You may have your reasons for not divulging any details about your processing requirements - so it is possible that you are absolutely correct that you need a separate copy of the data for each user - and then again that may simply be a superficially convenient choice.

How many simultaneous requests do you reasonably expect to be running against the data set? How large is the result that the requestor is going to get back?

In the BEAM environment it may make more sense to separate the “request” logic from the user’s client code and instead use that logic to build a short lived process that runs the logic against it’s own copy to produce the result. While that may lead to more copying it may actually require far fewer simultaneous copies of the data in memory and process termination makes GC extremely simple.

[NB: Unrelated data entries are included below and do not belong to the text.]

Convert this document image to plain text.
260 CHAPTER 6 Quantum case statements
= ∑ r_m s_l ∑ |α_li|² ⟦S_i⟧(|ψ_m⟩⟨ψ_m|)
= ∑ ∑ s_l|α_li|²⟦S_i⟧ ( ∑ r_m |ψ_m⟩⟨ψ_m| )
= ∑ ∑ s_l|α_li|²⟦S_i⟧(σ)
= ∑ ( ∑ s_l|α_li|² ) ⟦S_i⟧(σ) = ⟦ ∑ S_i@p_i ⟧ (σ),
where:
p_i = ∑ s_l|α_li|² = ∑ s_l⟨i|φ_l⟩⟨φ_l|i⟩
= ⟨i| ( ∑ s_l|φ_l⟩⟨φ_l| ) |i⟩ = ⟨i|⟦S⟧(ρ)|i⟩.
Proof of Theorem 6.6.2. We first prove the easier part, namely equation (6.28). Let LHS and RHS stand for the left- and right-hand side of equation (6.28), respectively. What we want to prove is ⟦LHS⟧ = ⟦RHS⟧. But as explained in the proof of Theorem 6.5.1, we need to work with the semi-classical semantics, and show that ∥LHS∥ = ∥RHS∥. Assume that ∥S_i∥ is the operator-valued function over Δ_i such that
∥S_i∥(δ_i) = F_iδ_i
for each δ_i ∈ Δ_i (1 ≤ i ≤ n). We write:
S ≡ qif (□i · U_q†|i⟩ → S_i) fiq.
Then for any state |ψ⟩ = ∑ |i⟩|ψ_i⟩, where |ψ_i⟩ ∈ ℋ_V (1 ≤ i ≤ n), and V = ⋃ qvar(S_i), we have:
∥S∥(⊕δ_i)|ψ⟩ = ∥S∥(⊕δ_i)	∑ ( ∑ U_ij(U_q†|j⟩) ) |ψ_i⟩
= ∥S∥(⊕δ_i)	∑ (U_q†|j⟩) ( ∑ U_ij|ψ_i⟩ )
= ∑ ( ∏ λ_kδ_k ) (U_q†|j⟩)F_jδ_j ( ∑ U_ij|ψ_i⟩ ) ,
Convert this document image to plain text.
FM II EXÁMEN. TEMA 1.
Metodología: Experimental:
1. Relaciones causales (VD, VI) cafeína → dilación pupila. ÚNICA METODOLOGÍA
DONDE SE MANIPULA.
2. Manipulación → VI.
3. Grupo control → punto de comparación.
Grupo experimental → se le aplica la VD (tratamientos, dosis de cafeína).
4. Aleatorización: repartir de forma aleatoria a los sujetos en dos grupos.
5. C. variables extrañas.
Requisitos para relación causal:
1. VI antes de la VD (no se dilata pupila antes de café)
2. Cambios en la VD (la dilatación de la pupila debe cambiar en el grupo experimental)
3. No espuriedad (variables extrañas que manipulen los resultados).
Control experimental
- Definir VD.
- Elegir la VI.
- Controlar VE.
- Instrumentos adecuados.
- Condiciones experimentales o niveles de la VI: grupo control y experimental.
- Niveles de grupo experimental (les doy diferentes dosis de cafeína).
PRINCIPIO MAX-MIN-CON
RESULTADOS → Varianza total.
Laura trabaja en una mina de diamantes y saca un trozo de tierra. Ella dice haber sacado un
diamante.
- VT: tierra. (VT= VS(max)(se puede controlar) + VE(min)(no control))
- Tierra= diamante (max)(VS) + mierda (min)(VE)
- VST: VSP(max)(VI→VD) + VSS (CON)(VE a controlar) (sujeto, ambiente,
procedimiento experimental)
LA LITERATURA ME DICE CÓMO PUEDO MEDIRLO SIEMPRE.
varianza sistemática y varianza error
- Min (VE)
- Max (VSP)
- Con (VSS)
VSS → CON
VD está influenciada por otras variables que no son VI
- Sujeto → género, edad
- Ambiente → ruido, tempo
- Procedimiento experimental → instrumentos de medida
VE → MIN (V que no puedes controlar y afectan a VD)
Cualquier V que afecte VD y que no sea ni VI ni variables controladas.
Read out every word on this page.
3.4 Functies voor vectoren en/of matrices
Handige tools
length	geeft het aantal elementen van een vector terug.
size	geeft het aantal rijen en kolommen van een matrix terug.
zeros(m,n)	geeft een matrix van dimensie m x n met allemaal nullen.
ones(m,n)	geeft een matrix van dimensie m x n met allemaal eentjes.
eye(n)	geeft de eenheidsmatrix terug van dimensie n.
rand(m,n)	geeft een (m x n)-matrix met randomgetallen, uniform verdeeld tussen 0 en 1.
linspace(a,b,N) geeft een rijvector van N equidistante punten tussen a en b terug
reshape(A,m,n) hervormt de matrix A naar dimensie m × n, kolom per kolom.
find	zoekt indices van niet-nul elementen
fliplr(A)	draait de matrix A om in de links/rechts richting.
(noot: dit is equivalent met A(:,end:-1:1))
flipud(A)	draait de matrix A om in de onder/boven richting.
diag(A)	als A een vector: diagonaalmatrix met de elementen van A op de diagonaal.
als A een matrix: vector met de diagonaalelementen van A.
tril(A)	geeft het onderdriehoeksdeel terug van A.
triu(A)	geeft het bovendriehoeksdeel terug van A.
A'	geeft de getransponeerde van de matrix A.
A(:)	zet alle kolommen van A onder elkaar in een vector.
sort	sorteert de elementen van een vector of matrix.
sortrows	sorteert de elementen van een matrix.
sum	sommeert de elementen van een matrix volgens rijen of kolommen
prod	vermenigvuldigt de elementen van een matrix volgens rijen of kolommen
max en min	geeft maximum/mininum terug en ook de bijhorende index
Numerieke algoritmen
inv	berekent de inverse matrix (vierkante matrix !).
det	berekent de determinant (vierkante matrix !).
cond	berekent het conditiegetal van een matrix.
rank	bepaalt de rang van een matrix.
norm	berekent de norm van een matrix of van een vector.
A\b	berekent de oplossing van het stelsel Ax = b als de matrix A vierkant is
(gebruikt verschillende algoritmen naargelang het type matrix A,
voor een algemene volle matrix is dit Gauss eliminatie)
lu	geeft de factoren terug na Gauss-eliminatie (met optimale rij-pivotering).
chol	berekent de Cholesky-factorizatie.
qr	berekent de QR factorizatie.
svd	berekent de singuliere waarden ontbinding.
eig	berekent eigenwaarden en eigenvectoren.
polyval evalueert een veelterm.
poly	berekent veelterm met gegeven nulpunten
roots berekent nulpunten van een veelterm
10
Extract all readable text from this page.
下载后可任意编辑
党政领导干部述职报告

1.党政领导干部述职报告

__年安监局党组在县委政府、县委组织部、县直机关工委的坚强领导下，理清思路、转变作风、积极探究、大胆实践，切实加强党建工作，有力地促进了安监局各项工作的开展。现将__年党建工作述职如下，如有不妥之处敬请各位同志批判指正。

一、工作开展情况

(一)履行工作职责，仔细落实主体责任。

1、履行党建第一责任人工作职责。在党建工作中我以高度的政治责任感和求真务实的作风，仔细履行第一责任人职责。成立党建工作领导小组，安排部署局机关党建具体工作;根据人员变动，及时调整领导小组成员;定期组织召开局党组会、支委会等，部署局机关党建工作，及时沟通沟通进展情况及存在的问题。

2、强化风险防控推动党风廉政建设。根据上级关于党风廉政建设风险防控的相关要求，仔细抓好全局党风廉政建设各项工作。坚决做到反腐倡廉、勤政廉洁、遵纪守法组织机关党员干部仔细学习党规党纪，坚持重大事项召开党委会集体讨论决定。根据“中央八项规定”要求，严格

To cut down on the copying, processes could be reused a finite number of times or indefinitely (i.e. process pools as already suggested).

Copying could also be reduced/eliminated by partitioning the data in some logical way so that it could be efficiently accessed and shared (as already mentioned via ETS and/or distributing data dependent processing among multiple processes).

Shouldn’t be a surprise:

Erlang Programming 2e: Introduction: p. xiii:

Erlang belongs to the family of functional programming languages. Functional programming forbids code with side effects. Side effects and concurrency don’t mix. In Erlang it’s OK to mutate state within an individual process but not for one process to tinker with the state of another process. Erlang has no mutexes, no synchronized methods, and none of the paraphernalia of shared memory programming.

Processes interact by one method, and one method only, by exchanging messages. Processes share no data with other processes. This is the reason why we can easily distribute Erlang programs over multicores or networks.
When we write an Erlang program, we do not implement it as a single process that does everything; we implement it as large numbers of small processes that do simple things and communicate with each other.

The same essentially applies to Elixir. Sharing is convenient but that convenience comes at a cost - it’s all about tradeoffs. Furthermore some find the utility of Agents questionable while most see them as limited, see this recent topic.

Agent is a specialization that focuses entirely on state. GenServer embodies the more general notion of a process minding it’s own state and maintaining full control over access (via messaging) and mutation of that state.
In Elixir the Task is often used for short-lived processes but GenServers will still be used for one-off processing when multiple processes have to coordinate processing in the pursuit of a common objective.

GenServer is the fundamental building block, Task and Agent are mere convenience specializations that are typically only useful under the most trivial of circumstances.